Gli americani avevano pensato ad un ordine mondiale alla fine della guerra fredda ormai stabilizzato nella convinzione, a ragion veduta, che fosse divenuto secondario rispetto alle ragioni della tutela e della difesa dall’aggressività del capitalismo comunista cinese che minaccia il capitalismo liberale. In un modo poco diplomatico Trump si era fatto portavoce esplicito di questa sfida planetaria in cui il capitalismo americano per resistere a quello cinese chiedeva e chiede tuttora alcune “riduzioni di democrazia”. E, come ha sottolineato Vaccara, citando Charles Kubchan, “Against a backdrop of decades of economic discontent among US workers, recently exacerbated by the devastating impact of the pandemic, voters want their tax dollars to go to Kansas, not Kandahar” ( “Sullo sfondo di decenni di malcontento economico tra i lavoratori statunitensi, recentemente esacerbato dall’impatto devastante della pandemia, gli elettori vogliono che i loro soldi delle tasse vadano in Kansas, non a Kandahar.”)

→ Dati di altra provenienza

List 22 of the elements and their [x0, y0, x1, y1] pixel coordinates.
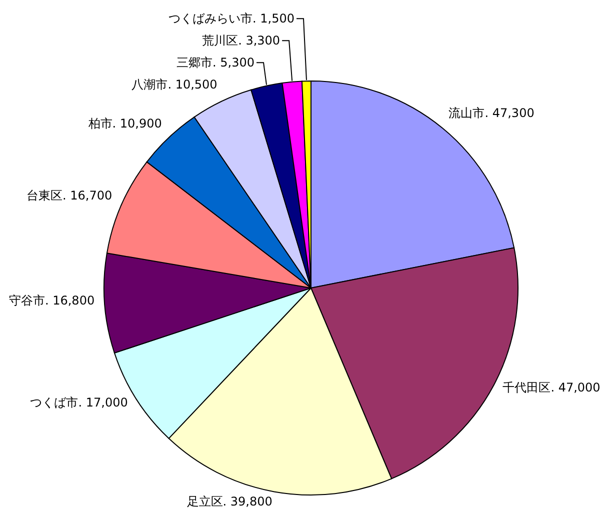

In questo complicato contesto si evidenzia, sempre più, la solita totale assenza dell’Europa che, fuori da ogni retorica unitaria, non esiste come Unione Europea in quanto conserva per intero i difetti del nazionalismo rivisto in salsa moderna. Allora sarebbe opportuno che, prendendo atto definitivamente che la Gran Bretagna è uscita dall’UE, occorrerebbe che i tre Paesi più grandi e più forti rimasti, Germania Francia e Italia, si facessero carico di avviare rapidamente un processo unitario per creare un forte nucleo europeo dove allocare un unico esercito ed un’unica economia per poter iniziare ad esercitare una geopolitica che aiuterebbe noi stessi e gli americani. Anche perché, non va dimenticato, in Afghanistan non c’è, anche se importantissimo, il solo problema delle donne ce n’è uno più importante: le sue ricchezze minerali!
Nelle apparenti desolate terre afgane ci sono il rame, il litio e le terre rare un vero e proprio tesoro e fra poco partirà una corsa a cui molti stanno già lavorando coperti dai forti problemi sociali e religiosi dei talebani. Per quanti non avessero dimestichezza con questi minerali va specificato che quelli presenti nelle terre rare sono usati fondamentalmente in molti apparecchi tecnologici come i superconduttori, i magneti, i componenti per i veicoli ibridi, i catalizzatori, senza dimenticare gli alliganti per la composizione di numerose leghe metalliche, molte applicazioni di optoelettronica, le fibre ottiche ed infine gli ossidi delle terre rare sono mescolati al tungsteno per migliorare le sue proprietà alle più alte temperature per saldature, rimpiazzando il torio che può risultare pericoloso da lavorare.
La lista completa dei componenti degli elementi delle terre rare sono il lantanio, il cerio, lutezio, praseodimio, neodimio, prometio, il samario, l’europio, il gadolinio, terbio, disprosio, l’olmio, l’erbio, il tulio e l’itterbio su cui si scontreranno oppure troveranno un’intesa il capitalismo liberale e quello comunista.